Two light strings of length 4 cm and 3 cm are tied to a bob of weight 500 gm. The free ends of the strings are tied to pegs in the same horizontal line and separated by 5 cm. The ratio of tension in the longer string to that in the shorter string is

To solve the problem, we need to analyze the forces acting on the bob and apply the concept of equilibrium. Here’s a step-by-step solution: ### Step 1: Draw the Diagram First, we need to visualize the situation. Draw a horizontal line representing the distance between the two pegs, which is 5 cm apart.
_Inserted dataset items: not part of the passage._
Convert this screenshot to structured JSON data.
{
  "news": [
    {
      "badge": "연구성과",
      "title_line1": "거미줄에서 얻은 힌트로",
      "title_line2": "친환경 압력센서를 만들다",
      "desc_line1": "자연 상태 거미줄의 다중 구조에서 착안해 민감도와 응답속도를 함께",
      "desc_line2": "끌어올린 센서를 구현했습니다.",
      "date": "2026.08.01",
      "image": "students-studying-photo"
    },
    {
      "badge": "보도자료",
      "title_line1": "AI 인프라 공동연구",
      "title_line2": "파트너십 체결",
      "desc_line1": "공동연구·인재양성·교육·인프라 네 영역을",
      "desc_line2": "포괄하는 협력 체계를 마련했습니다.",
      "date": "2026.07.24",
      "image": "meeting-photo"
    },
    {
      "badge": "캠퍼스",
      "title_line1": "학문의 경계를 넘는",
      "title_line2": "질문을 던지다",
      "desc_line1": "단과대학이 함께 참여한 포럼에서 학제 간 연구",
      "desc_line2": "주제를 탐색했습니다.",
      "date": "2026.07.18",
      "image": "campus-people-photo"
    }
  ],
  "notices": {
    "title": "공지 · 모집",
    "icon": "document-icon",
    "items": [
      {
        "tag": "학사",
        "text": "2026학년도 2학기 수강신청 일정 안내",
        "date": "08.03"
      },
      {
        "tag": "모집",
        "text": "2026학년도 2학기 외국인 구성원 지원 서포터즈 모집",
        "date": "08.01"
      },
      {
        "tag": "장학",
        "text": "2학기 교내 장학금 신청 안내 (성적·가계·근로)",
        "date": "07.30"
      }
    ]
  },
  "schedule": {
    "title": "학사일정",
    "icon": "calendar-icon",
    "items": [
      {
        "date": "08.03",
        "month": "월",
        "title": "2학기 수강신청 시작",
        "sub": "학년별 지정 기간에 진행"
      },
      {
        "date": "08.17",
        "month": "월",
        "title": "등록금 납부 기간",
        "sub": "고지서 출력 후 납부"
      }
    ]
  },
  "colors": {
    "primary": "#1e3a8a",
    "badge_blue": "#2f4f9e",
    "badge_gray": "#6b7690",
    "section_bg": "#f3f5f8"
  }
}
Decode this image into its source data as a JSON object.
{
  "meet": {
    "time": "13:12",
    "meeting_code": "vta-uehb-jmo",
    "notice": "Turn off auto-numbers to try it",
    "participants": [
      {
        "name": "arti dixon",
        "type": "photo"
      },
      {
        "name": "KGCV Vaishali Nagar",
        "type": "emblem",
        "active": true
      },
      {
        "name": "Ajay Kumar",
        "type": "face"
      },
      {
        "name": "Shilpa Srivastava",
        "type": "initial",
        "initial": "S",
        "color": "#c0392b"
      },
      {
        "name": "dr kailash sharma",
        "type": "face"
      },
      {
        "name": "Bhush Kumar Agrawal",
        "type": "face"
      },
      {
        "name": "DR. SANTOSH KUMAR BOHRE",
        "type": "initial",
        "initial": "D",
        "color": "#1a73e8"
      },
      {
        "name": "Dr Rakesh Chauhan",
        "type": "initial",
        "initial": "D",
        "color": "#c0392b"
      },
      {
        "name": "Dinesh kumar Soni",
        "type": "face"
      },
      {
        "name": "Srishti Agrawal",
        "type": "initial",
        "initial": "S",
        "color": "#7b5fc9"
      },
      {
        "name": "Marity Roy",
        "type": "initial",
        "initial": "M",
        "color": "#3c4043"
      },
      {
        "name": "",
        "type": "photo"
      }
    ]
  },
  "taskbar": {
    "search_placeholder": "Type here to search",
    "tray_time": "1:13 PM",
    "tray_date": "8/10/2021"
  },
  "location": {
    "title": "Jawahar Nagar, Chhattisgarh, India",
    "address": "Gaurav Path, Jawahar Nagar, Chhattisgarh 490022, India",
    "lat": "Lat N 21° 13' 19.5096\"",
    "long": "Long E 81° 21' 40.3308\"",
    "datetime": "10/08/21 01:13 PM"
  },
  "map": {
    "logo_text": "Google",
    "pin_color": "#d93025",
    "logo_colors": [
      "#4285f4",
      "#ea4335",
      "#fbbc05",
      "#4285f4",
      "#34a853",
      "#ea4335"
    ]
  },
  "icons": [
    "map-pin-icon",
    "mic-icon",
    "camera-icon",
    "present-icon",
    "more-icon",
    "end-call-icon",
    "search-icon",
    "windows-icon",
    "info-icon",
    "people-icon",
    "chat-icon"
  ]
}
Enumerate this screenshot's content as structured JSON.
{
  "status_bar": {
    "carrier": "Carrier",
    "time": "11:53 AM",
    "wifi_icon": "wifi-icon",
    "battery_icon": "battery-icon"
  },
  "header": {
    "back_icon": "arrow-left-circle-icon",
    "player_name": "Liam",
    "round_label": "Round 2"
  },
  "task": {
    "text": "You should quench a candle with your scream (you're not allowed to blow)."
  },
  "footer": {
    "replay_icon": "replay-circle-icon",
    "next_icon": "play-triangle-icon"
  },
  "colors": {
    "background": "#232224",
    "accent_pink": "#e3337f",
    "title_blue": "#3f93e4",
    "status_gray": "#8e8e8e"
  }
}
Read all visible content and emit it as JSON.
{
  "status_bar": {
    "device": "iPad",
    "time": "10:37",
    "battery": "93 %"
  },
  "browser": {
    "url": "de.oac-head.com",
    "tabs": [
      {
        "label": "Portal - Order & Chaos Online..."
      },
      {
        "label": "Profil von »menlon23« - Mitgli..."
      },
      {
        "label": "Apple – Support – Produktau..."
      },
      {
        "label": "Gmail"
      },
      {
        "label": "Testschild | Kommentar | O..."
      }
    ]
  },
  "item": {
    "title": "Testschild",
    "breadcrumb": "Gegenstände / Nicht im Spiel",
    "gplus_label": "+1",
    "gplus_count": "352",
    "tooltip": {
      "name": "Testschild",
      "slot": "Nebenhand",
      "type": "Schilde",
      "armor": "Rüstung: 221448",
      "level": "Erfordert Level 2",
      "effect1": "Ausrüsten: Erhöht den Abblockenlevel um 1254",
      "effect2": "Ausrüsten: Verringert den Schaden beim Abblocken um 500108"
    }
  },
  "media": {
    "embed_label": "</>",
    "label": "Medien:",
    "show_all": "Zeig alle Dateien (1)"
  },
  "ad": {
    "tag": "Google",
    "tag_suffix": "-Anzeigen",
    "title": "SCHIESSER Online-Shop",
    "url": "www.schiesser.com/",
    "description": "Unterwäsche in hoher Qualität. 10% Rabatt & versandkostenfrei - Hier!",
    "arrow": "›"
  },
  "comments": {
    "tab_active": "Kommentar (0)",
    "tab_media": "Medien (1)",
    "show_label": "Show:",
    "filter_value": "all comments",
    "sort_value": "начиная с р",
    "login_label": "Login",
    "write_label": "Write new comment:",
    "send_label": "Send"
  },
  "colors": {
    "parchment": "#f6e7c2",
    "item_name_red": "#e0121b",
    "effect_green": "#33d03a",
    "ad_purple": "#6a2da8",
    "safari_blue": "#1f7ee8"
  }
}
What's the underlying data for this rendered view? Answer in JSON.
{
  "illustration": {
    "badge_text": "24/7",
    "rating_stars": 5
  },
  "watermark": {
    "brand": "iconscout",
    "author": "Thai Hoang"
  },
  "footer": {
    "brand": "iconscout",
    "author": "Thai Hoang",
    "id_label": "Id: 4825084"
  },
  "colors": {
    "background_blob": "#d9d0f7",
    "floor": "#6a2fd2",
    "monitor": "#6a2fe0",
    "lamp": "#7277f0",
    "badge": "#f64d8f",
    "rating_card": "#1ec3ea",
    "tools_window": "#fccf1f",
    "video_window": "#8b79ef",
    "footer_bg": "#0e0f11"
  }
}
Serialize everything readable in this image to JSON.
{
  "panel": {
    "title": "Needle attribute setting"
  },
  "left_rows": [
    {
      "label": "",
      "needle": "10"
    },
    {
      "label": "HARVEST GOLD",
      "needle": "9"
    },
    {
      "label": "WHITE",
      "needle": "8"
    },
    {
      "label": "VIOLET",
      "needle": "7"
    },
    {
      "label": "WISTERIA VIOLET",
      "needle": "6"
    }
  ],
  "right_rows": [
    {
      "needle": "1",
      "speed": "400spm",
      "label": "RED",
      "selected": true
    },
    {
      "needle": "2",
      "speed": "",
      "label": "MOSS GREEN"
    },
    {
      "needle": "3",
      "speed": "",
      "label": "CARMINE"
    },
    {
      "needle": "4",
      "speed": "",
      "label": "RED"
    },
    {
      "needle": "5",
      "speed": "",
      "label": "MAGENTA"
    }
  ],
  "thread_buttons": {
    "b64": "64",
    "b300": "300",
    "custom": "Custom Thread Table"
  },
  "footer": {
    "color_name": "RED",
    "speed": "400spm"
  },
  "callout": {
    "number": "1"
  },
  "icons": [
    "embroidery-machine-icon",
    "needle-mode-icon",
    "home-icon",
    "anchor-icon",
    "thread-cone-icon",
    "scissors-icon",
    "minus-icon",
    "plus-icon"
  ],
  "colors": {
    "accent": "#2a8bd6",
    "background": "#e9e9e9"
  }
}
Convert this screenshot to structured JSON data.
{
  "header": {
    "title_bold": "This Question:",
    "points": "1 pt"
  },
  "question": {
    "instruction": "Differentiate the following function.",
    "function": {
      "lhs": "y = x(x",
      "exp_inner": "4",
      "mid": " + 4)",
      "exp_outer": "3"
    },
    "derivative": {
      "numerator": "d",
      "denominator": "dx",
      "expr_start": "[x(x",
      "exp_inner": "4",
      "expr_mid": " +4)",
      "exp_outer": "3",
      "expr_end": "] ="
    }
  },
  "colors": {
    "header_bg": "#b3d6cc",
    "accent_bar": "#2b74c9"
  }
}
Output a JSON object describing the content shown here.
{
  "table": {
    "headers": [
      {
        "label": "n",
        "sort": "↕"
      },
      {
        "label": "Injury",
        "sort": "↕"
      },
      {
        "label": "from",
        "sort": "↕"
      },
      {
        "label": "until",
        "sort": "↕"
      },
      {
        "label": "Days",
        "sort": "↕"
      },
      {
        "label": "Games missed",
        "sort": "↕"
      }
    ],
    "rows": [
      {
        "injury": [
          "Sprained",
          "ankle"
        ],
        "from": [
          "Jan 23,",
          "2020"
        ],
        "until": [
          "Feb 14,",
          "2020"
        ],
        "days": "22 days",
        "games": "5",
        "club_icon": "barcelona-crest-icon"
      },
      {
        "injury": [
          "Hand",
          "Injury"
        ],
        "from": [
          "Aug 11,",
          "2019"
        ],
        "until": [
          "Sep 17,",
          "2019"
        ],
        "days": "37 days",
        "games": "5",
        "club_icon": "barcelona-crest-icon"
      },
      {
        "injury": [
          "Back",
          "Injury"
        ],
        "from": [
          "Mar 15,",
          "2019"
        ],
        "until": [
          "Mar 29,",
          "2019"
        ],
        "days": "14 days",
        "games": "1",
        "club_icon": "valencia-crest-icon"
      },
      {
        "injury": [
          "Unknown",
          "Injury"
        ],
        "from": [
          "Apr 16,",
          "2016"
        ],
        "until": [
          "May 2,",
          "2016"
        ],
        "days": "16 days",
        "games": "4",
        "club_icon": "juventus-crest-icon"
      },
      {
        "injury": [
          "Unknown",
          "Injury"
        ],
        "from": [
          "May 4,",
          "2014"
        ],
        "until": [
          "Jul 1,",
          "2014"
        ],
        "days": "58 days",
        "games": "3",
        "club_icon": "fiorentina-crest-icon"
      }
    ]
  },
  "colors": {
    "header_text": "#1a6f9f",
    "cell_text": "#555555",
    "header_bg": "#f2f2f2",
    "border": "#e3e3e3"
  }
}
At each end of this line, draw two strings: one of length 4 cm and the other of length 3 cm, both attached to a bob (weight = 500 gm) hanging downwards. ### Step 2: Identify the Tensions Label the tension in the longer string (4 cm) as \( T_1 \) and the tension in the shorter string (3 cm) as \( T_2 \). ### Step 3: Resolve the Tensions into Components Since the bob is in equilibrium, we can resolve the tensions into horizontal and vertical components. For the longer string: - The horizontal component is \( T_1 \cos(\theta) \) - The vertical component is \( T_1 \sin(\theta) \) For the shorter string: - The horizontal component is \( T_2 \cos(90^\circ - \theta) = T_2 \sin(\theta) \) - The vertical component is \( T_2 \cos(\theta) \) ### Step 4: Apply Equilibrium Conditions Since the bob is in equilibrium, the horizontal components of the tensions must balance each other: \[ T_1 \cos(\theta) = T_2 \sin(\theta) \] ### Step 5: Find the Ratio of Tensions From the equilibrium condition, we can express the ratio of the tensions: \[ \frac{T_2}{T_1} = \frac{\cos(\theta)}{\sin(\theta)} = \cot(\theta) \] ### Step 6: Determine the Angles Using the lengths of the strings and the horizontal distance between the pegs, we can find \( \cot(\theta) \): - The vertical distance from the bob to the peg of the shorter string is 3 cm. - The vertical distance from the bob to the peg of the longer string is 4 cm. - The horizontal distance between the two pegs is 5 cm. Using the right triangle formed by the shorter string: \[ \cot(\theta) = \frac{\text{adjacent}}{\text{opposite}} = \frac{3 \text{ cm}}{4 \text{ cm}} \] ### Step 7: Final Calculation Thus, we have: \[ \frac{T_2}{T_1} = \cot(\theta) = \frac{3}{4} \] ### Step 8: Ratio of Tensions To find the ratio of tension in the longer string to that in the shorter string: \[ \frac{T_1}{T_2} = \frac{4}{3} \] ### Conclusion The ratio of tension in the longer string to that in the shorter string is \( \frac{4}{3} \).